NEW YORK (AFP) - Excited children woke to a winter wonderland in New York on Sunday, shrieking with delight as they rode sleds in the sunshine after the second biggest snowfall in city records.
Thousands of families poured into the city's parks, where children flung themselves onto toboggans, engaged in snowball fights and parents introduced toddlers to the first major snow of their lives.
Intrepid dog walkers and the occasional jogger were the first to take to the streets, but as the sun got stronger and New Yorkers finished shovelling their sidewalks, the parks filled up.
"We love it, absolutely love it," laughed Bernie Sheary from Australia, out with his New Zealander wife and their 18-month-old daughter Chloe, who waddled across the sparkling snow chasing puppies.
"We're going to play around in this park for as long as possible, till she gets worn out or until I get worn out," he said.
Dozens of children bundled into jackets, waterproof pants, hats and mittens tore across Carroll Park, a small neighbourhood park in Brooklyn, many waiting for regular subway services to resume before frequenting larger hills in New York's bigger parks.
"They love it," said photographer Julien Capmeil, who brought five-year-old son Jake and six-year-old Ellie snowball fighting, sliding down a baby slope in the sled.
"They were out in the snow last night. We came out for a late-night snow session in the park when it was falling, it was really nice." Jake sat in the snow, muffled up in a giant coat. "I like it when it snows," he said. "It's really fun to play. I like sledding a lot."
"My favourite thing is to throw snowballs," said Ellie.
"I like it when he pulls me on the sled and then it goes 'vroom,' and it glides and it's fun," she laughed.
At the other end of the park, three-year-old Dylan Crews scooped snow out of her red sled onto the ground, watched by her parents. "We're going to make a mountain," she said.
"I love the snow," said her mother Amy, who works in marketing. "I think in winter you're too hunkered down in your house and everybody wants to go out and explore and kind of get the kid in them out."
Her husband Jim agreed. "It's beautiful," he said. "People can be more like themselves and play and have fun and not worry about life for a minute."
Jessica Edwards, a filmmaker from Canada, joined in the fun, pulling four-year-old daughter Hazel down a hill in a sled.
"Oh my God she's so excited, we left the house this morning and we packed a bunch of stuff to make a snowman," she said. "When the trains open again, we'll get up to Prospect Park and try and get on the bigger hills."

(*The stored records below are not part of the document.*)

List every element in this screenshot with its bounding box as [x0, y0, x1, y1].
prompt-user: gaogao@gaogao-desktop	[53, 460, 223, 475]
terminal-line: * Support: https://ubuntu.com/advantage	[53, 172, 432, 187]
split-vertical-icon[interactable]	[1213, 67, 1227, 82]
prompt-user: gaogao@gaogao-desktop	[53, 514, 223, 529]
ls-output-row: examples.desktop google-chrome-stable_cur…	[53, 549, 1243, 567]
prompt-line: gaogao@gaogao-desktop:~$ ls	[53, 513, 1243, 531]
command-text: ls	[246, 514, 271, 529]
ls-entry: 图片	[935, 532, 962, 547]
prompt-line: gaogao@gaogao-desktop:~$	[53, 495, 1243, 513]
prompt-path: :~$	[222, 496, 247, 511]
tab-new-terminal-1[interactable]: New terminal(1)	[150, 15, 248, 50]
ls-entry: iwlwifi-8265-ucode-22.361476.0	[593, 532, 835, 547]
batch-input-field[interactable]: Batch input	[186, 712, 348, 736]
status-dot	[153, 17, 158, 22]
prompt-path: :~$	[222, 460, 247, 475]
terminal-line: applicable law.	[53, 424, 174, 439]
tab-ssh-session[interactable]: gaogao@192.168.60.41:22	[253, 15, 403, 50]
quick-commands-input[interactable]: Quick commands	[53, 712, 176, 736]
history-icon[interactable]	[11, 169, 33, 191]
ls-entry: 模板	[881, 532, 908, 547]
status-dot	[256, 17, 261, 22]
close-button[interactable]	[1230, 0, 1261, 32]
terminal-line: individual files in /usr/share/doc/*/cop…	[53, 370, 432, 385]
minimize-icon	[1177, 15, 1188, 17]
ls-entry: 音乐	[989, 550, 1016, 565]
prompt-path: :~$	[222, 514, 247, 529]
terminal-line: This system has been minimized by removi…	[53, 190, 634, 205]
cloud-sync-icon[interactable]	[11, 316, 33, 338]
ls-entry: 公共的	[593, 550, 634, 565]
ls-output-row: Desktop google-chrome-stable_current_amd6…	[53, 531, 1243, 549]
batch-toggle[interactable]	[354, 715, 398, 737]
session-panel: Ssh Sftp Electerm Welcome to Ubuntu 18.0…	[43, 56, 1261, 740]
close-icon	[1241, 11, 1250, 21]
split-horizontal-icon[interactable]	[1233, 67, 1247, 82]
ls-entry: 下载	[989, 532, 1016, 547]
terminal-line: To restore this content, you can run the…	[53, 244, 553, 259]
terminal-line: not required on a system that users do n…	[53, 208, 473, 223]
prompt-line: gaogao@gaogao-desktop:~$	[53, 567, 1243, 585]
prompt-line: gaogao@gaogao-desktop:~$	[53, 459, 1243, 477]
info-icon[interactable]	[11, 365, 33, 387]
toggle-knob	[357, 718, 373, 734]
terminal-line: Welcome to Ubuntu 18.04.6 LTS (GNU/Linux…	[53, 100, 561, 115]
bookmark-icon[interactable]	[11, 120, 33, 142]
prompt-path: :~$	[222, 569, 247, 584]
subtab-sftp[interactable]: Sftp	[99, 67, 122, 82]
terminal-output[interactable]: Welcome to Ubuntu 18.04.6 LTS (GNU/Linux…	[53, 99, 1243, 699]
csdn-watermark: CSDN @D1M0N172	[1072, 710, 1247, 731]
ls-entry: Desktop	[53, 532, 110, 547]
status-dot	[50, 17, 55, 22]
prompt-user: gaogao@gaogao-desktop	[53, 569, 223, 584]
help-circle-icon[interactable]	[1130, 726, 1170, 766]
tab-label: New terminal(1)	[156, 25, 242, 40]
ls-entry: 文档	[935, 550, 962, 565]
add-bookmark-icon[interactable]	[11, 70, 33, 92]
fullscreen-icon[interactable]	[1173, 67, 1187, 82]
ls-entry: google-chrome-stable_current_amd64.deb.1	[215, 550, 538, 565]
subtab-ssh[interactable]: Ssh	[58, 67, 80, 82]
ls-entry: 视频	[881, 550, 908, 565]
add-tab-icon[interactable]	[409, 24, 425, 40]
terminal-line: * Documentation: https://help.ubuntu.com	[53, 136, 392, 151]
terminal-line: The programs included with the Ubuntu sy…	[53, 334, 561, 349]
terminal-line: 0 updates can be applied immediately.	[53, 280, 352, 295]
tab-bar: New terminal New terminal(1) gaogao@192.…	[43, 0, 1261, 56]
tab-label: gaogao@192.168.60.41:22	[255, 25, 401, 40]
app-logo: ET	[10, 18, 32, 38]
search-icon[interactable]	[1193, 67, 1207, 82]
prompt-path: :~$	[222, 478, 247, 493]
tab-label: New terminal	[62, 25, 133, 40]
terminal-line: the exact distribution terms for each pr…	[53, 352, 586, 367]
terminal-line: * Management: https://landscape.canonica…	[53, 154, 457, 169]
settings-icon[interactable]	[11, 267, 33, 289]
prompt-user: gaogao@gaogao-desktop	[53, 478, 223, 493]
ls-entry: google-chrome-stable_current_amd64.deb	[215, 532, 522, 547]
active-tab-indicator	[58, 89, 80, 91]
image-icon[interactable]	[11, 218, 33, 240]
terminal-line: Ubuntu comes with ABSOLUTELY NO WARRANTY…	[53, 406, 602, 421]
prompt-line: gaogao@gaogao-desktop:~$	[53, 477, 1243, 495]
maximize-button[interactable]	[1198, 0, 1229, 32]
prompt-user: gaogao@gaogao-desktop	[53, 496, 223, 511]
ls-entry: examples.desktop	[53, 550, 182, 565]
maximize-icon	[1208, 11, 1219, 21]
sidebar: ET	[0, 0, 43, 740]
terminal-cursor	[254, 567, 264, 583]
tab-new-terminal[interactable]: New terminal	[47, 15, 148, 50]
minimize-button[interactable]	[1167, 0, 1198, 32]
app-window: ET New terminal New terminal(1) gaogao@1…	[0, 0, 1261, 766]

The blizzard also brought back memories for Anda Bordean, of winter life when she was a child growing up in Romania.
She said her three-year-old son Nicholas begged to go out as early as possible, fearing he had missed the best as the main roads cleared.
"His main fear this morning was that it would be all melted," laughed Bordean, who works for an asset management company.
For two days the family have been keeping a carrot, hoping to make a snowman, but the snow was too powdery on Sunday to stick together well.
"There was a lot of anticipation, actually ever since they started talking about it on the news he kept saying, 'We're going to see snow, we're going to see snow,'" she said.
"I wish this was a long weekend," she added.
During the blizzard on Saturday, the family took advantage of the travel ban to taste a different world on roads that saw no snow plow for hours.
"It was almost like old school," she said. "It was so amazing to go with him in the sled on the street with nothing to worry about. There wasn't anyone."